Here are some unusual and bizarre beauty device which have been used in the past...odd gizmos for sure!  http://goodmood-gm.com/the-rest/interesting/unusual-bizarre-beauty-devices-past/


----------



## Vivjen (Mar 21, 2014)

I have never been particularly vain, or beautiful, so I don't indulge in modern tortures, let alone these.....anyway, I like my freckles!


----------



## Jillaroo (Mar 21, 2014)

_OMG there are some ghastly looking machines there all in the aid of beauty, no thanks i would not have used them_:noway:mg:


----------



## SeaBreeze (Mar 21, 2014)

I agree Jilly, lol!


----------



## Denise1952 (Mar 21, 2014)

was the corset in their?  That one freaked me bad when I'd see them cinching someone up in a move.  I'll go check the link now Seabreeze


----------



## Denise1952 (Mar 21, 2014)

SeaBreeze said:


> Here are some unusual and bizarre beauty device which have been used in the past...odd gizmos for sure!  http://goodmood-gm.com/the-rest/interesting/unusual-bizarre-beauty-devices-past/



Ok, I'm freaked bad:lofl:


----------



## SifuPhil (Mar 21, 2014)

Wow, a lot of them actually look like descendants of torture devices from the Middle Ages.


----------



## Casper (Mar 21, 2014)

_*OMG, you're sooooo right Phil.......torture is the word for them.:what1:

I'm so glad I wasn't around in those days.:grin:



*_


----------



## Justme (Mar 22, 2014)

In the 50s my mother put some belladonna drops into her blue eyes to enhance their colour or some such, the crazy woman nearly blinded her silly self. I remember her mother telling her off!


----------



## Falcon (Mar 22, 2014)

Yikes !   Vanity has its price.


----------



## Denise1952 (Mar 22, 2014)

Justme said:


> In the 50s my mother put some belladonna drops into her blue eyes to enhance their colour or some such, the crazy woman nearly blinded her silly self. I remember her mother telling her off!

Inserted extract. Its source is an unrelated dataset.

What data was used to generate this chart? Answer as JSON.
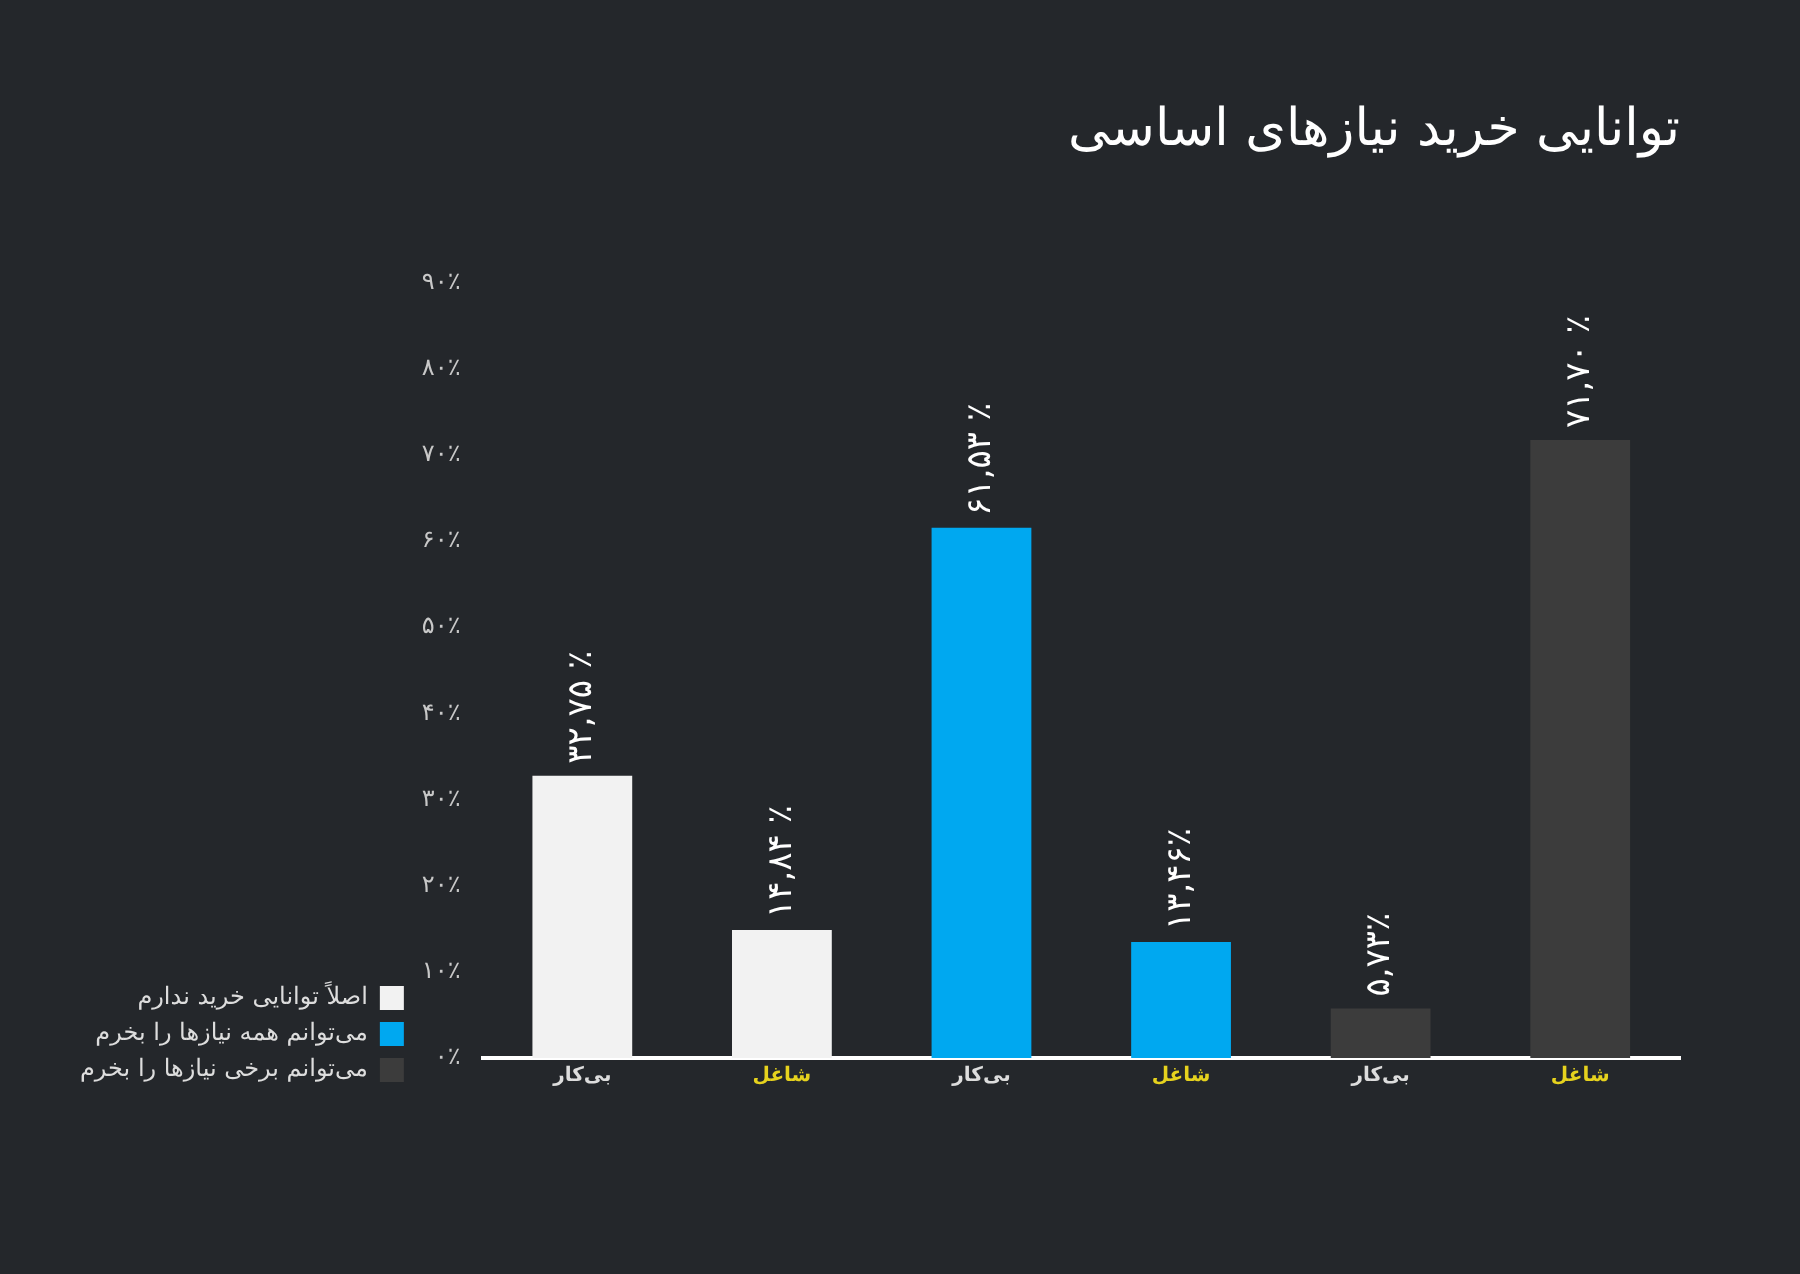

Ohmygosh, never heard about this one!  Well, I don't know what all my mom did, but wait, I thought of something, LOL!  She put on some falsies(that's what they called fakes boobs for those of you who might not know) and went out dancing.  She said she was having a gay old time until (slow dances included) until she found out one had slipped out somehow and she hadn't noticed:lofl:


----------



## SifuPhil (Mar 22, 2014)

The sanitized tapeworms are SO much prettier than the unsanitized ones ...


----------